What boggles my mind about these HOT lanes is that the whole goal is to make them expensive enough so that the people who use them will have a free and clear ride. How is anything solved by building special lanes that only rich swine, like Sonny Perdue who can give himself a tax break whenever the hell he feels like it, actually use? Even better, many observers have rightly worried that these lanes could doom the already anemic car pools and their associated lane to oblivion.
A sure sign that something is Bad for the Public is when a conservative ultra-libertarian mouthpiece like the Cato Institute gets on board.

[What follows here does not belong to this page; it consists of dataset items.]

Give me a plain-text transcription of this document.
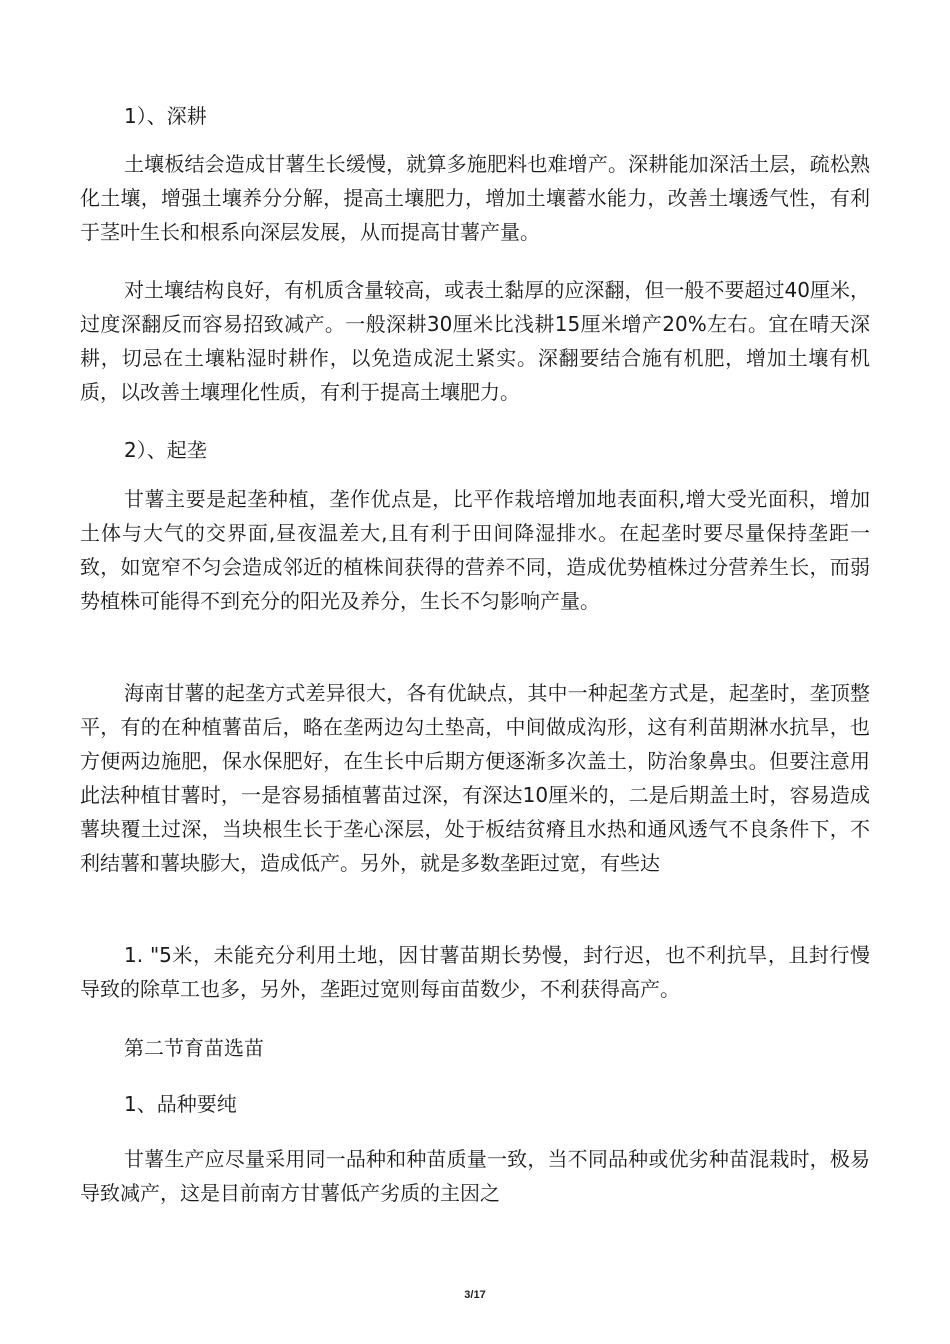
1）、深耕

土壤板结会造成甘薯生长缓慢，就算多施肥料也难增产。深耕能加深活土层，疏松熟化土壤，增强土壤养分分解，提高土壤肥力，增加土壤蓄水能力，改善土壤透气性，有利于茎叶生长和根系向深层发展，从而提高甘薯产量。

对土壤结构良好，有机质含量较高，或表土黏厚的应深翻，但一般不要超过40厘米，过度深翻反而容易招致减产。一般深耕30厘米比浅耕15厘米增产20%左右。宜在晴天深耕，切忌在土壤粘湿时耕作，以免造成泥土紧实。深翻要结合施有机肥，增加土壤有机质，以改善土壤理化性质，有利于提高土壤肥力。

2）、起垄

甘薯主要是起垄种植，垄作优点是，比平作栽培增加地表面积,增大受光面积，增加土体与大气的交界面,昼夜温差大,且有利于田间降湿排水。在起垄时要尽量保持垄距一致，如宽窄不匀会造成邻近的植株间获得的营养不同，造成优势植株过分营养生长，而弱势植株可能得不到充分的阳光及养分，生长不匀影响产量。

海南甘薯的起垄方式差异很大，各有优缺点，其中一种起垄方式是，起垄时，垄顶整平，有的在种植薯苗后，略在垄两边勾土垫高，中间做成沟形，这有利苗期淋水抗旱，也方便两边施肥，保水保肥好，在生长中后期方便逐渐多次盖土，防治象鼻虫。但要注意用此法种植甘薯时，一是容易插植薯苗过深，有深达10厘米的，二是后期盖土时，容易造成薯块覆土过深，当块根生长于垄心深层，处于板结贫瘠且水热和通风透气不良条件下，不利结薯和薯块膨大，造成低产。另外，就是多数垄距过宽，有些达

1. "5米，未能充分利用土地，因甘薯苗期长势慢，封行迟，也不利抗旱，且封行慢导致的除草工也多，另外，垄距过宽则每亩苗数少，不利获得高产。

第二节育苗选苗

1、品种要纯

甘薯生产应尽量采用同一品种和种苗质量一致，当不同品种或优劣种苗混栽时，极易导致减产，这是目前南方甘薯低产劣质的主因之

3/17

Public transportation is like kryptonite to these fools, like Ted Kennedy is going to accost them in some dark alley and make them ride MARTA.
On the bright side, researching this topic led me to a hilariously stupid paper by some people running a rag styling itself Reason.org. It’s 84 pages long, longer than “Ways George Bush Screwed Up America”, so of course you won’t read it, but it’s worth noting their four recommended projects (I quote):
- A network of express toll lanes added to the entire freeway system instead of the currently planned (but only partially funded) set of HOV lanes. These priced lanes would also function as the guideway for regionwide express bus service.
- A double-decked tunnel linking the southern terminus of Georgia 400 with I-20 and later with the northern terminus of I-675, providing major relief to the Downtown Connector (I-75/85),
the most congested portion of the freeway system. - Extension of the Lakewood Freeway eastward to I-20 as a tunnel, and westward to I-20 as a
freeway, providing an additional east-west corridor and new access to the airport. - A separate toll truckway system, permitting heavy trucks to bypass Atlanta’s congestion in
exchange for paying a toll; a portion of this system would be tunneled below downtown.
Can we say “OMFG on a popsicle stick”? (That’s before you read the part about where this costs $25 billion.) The bottom line, kids, is that there are crazy, horrible fools out there who wouldn’t recognize a transit solution if it said “23 Buford Highway” and smacked them something righteous. ROADS ARE NOT THE ANSWER and only YOU can convince the people running Atlanta of that simple truth.